LATINA-PRO VERCELLI 0-0

A proposito di penalizzazione, ormai attesa entro fine mese, il Latina non sfrutta il match al Francioni impattando senza reti davanti al proprio pubblico. Pareggio numero 18 in stagione per la squadra di Vivarini, abbonata al segno ‘X’ come nessun’altra partecipante alla Serie B: nemmeno l’ostacolo Pro Vercelli, mai vittoriosa contro il Latina, consegna un successo vitale ai nerazzurri nella corsa salvezza. Corvia non trova il gol nei primi 45’ e rimedia un rosso al 68’ per fallo di reazione su Palazzi, inferiorità numerica che garantisce il 6° risultato utile consecutivo per i piemontesi in ascesa. Pur senza festeggiare l’ennesimo gol di Rolando Bianchi (3 in 6 gare), Longo resta a distanza di sicurezza dai playout che attualmente vincolano invece proprio il Latina.

VICENZA-BRESCIA 1-1
14' Blanchard (B), 25' Pucino (V)

Un pareggio anche nello scontro diretto al Menti, un punto che non allontana Vicenza e Brescia dalla zona retrocessione. Succede tutto nei primi 25’ nel segno dei difensori goleador: apre Blanchard di testa, rimedia sempre da palla inattiva Pucino al 5° gol in stagione (è lui il cannoniere veneto). Nel finale rosso diretto al neoentrato Bonazzoli.
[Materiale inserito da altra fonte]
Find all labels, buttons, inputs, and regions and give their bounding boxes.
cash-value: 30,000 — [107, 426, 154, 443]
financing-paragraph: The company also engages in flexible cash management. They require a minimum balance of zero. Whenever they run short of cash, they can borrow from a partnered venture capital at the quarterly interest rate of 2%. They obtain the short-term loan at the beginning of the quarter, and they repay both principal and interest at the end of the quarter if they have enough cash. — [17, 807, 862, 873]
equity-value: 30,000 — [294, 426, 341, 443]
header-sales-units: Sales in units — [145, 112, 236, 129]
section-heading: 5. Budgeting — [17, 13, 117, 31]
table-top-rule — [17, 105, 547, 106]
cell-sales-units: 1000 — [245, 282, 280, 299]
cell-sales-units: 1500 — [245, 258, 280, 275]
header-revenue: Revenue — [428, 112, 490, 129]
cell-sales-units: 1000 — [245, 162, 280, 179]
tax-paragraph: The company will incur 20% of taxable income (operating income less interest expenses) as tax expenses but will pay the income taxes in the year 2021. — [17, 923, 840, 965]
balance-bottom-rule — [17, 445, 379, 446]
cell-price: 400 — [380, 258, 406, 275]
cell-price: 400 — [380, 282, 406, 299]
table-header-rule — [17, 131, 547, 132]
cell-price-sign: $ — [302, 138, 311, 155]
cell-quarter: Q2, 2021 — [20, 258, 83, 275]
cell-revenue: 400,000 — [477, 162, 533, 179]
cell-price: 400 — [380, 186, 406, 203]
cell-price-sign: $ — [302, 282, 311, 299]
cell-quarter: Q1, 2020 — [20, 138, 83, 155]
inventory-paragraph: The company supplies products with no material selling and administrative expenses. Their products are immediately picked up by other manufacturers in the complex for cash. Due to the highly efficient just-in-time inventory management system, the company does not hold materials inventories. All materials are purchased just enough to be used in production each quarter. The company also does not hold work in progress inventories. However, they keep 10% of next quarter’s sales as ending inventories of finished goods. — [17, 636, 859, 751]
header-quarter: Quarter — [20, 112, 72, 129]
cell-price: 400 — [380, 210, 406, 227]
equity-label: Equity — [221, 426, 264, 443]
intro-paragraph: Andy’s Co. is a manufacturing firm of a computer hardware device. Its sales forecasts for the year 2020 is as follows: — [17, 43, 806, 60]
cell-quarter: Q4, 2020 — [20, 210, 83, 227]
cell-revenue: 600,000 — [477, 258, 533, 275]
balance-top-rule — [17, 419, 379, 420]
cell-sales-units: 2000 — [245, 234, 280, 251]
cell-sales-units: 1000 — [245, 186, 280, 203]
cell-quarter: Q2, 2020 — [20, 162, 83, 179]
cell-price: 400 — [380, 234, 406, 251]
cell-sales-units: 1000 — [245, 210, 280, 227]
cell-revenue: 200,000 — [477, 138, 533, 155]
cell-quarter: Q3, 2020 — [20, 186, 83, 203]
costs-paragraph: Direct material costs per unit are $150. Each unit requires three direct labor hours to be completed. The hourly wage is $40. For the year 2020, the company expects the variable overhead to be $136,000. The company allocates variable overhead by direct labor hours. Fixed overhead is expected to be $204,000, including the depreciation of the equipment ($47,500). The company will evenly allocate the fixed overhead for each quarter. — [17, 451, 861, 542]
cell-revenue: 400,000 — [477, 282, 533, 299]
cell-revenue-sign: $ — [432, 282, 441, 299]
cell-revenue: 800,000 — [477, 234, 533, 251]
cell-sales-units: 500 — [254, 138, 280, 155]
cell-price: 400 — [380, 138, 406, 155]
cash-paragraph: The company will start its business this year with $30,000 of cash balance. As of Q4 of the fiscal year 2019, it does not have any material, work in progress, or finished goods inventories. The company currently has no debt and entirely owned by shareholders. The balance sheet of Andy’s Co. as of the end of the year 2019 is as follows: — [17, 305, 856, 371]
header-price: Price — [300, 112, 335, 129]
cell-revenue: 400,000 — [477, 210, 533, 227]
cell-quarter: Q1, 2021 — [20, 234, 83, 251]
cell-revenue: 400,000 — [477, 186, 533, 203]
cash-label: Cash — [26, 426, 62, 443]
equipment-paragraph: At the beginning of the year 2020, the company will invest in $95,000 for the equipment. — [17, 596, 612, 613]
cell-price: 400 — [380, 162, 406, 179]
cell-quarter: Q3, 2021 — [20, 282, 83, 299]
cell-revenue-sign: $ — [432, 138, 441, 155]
Le due concorrenti alla salvezza restano quindi separate da una lunghezza che attualmente risparmia ai veneti i playout, viceversa indirizzati al Brescia di Cagni al secondo pareggio dal suo avvento in panchina. Termina in parità anche il duello in famiglia tra Pierpaolo e Dimitri Bisoli, nuovamente avversari nella lotta per non retrocedere.